Oh the yawns. The first yawn caught her off guard. Her hands went up suddenly and fluttered, flapping like a bird. She yawned. Than she screamed and cried. I held her, asked what happened.

"The yawn," she said, "wors.pain.evah."
"Oh," I said.
"Rememmer tha hime you yawn and I diggs you and you lose it?"
"The time you jabbed me in the side when a yawn was coming and it went away like you stole it?"
She nodded.
"What about it?"
"When I gib the signal I wan you to sdeal my yawn by smakin me."
"I don't want to smack you."
"Please," she said pleading.
"I dont want to hurt you," I said.
"I order you. No more yawns," she said. Tears filled her eyes and she whispered, "Neber again. Neber again."

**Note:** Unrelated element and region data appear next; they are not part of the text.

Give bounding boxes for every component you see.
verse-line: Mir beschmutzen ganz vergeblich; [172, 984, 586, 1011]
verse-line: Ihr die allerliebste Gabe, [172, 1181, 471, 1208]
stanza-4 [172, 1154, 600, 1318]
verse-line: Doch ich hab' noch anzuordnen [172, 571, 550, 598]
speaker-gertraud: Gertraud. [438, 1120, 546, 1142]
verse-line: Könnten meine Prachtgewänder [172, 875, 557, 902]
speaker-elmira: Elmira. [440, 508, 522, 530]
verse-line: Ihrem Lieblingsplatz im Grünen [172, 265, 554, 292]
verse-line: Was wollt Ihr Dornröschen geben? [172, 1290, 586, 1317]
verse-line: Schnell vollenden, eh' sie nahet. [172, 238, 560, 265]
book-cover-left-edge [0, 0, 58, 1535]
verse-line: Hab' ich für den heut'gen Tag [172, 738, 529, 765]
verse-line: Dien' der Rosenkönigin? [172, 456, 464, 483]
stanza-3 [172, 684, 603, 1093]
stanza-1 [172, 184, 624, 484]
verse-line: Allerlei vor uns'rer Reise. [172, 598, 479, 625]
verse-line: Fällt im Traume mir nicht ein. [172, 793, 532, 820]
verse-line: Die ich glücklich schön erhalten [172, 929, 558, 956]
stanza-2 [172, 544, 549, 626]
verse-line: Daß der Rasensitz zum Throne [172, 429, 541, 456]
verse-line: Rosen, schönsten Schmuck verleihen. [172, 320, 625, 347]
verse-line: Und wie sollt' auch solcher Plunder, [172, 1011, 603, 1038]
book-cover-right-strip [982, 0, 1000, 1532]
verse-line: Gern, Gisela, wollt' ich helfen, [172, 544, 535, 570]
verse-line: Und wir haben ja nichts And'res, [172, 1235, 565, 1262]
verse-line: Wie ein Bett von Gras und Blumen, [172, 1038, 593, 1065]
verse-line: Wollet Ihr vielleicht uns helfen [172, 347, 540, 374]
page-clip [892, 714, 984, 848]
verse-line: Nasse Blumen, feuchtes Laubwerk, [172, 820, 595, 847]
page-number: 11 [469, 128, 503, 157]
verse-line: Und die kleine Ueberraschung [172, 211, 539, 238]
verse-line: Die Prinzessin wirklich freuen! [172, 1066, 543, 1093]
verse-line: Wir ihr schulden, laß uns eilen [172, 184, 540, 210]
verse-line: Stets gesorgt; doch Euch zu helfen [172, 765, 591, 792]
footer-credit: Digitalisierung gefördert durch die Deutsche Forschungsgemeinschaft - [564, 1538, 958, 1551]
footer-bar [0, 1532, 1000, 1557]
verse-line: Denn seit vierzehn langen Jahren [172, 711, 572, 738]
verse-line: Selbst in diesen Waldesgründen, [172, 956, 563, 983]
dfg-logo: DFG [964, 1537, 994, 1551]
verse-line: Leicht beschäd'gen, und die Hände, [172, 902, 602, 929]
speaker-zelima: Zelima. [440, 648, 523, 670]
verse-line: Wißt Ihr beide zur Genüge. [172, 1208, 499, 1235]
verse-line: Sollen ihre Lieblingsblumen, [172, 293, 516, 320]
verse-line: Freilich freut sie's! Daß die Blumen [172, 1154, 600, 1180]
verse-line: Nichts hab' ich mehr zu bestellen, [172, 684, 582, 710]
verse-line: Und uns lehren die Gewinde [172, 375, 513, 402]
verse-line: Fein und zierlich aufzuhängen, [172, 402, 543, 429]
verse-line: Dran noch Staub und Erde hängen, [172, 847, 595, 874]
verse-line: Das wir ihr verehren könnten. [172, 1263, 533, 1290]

I thought about it. I didn't want to strike her like she wanted me too, but I didn't want her to experience the worst.pain.ever. I was reading a book then, still am now. The Moral Landscape by Sam Harris. In it he describes a lot of things that are counter intuitive that actually help, and we should focus on ameliorating pain rather than doing what feels right or good, because that can mislead us. We get caught up in feeling good about doing something, rather than doing something good that doesn't feel so good. An example he gives is when they first started doing the colonoscope procedure to detect cancer in its operable stages before anesthesia. It hurt quite a bit, as you might imagine, but they found that the procedure, while painful, was lifesaving. Also, if they yanked the colonoscope out after they were done it hurt the most, a painful cherry added to the already horrible pain-sundae. It was such a painful experience people would not come back. But, some doctor, I forget his name, decided to leave the colonoscope inside the body for some time after the procedure which produced a dull pain. In fact it added to the total amount of pain. But the person only remembered the dull pain, and forgot the excruciating pain prior to that. They returned for future colonoscope procedures decreasing death by cancer in the human population. Everybody wins. The Doctor accomplished it by increasing pain.

Six hours later she made a sharp pleading moan. I had learned her moans very well by this point. This one was the pre-yawn signal. I knew what I had to do. I swiped my hand at her and struck her in the shoulder and hand, a stinging sensation tingled my palm. And though she shook her hand afterward she thanked me profusely. We both felt good, her for dodging the yawn and me for not having to strike her in the face or body. The hand I could do. And would do. Sometimes it took multiple strikes. She would let me know when the yawn passed when her hand stopped flapping. So I would strike and slap and pinch and punch until her hand stopped flapping.

At first I felt bad, striking her. I made a promise to myself not to strike girls when I was seven. And on some gut level it felt wrong to me. Now that I am 27 I have to amend that promise to myself. I promise not to strike a woman unless she asks me to and only if it will help her.

After days of stealing her yawns, repressing my own and turning her away from the yawns of others it became second nature to smack her and steal her yawn. We went and saw the new X-Men movie, First Class (awesome movie, best x-men movie I think). As the credits rolled by and the lights came on I saw her hand flapping her hand toward me, the other on her throat. Instinctively I struck her all over until the yawn was gone. I hadn't given any thought to how this might look to others. What they might think, what they might do. I heard murmurs, whispers and hushed conversation and the guy behind me scowled. I prepared to duck a blow. and stood up quickly. What could I say? She made me do it? She told me to? It's her fault? I'm trying to steal her yawn? Nothing could be said, so I left with her quickly. Not that quickly, because she is still recovering form surgery, but quicklyish.

1 comment:

Little Lady said...

I love the relationship you and Loo seem to have. I can tell you really love and care for her, and you should! She's cute (among other things I'm sure)!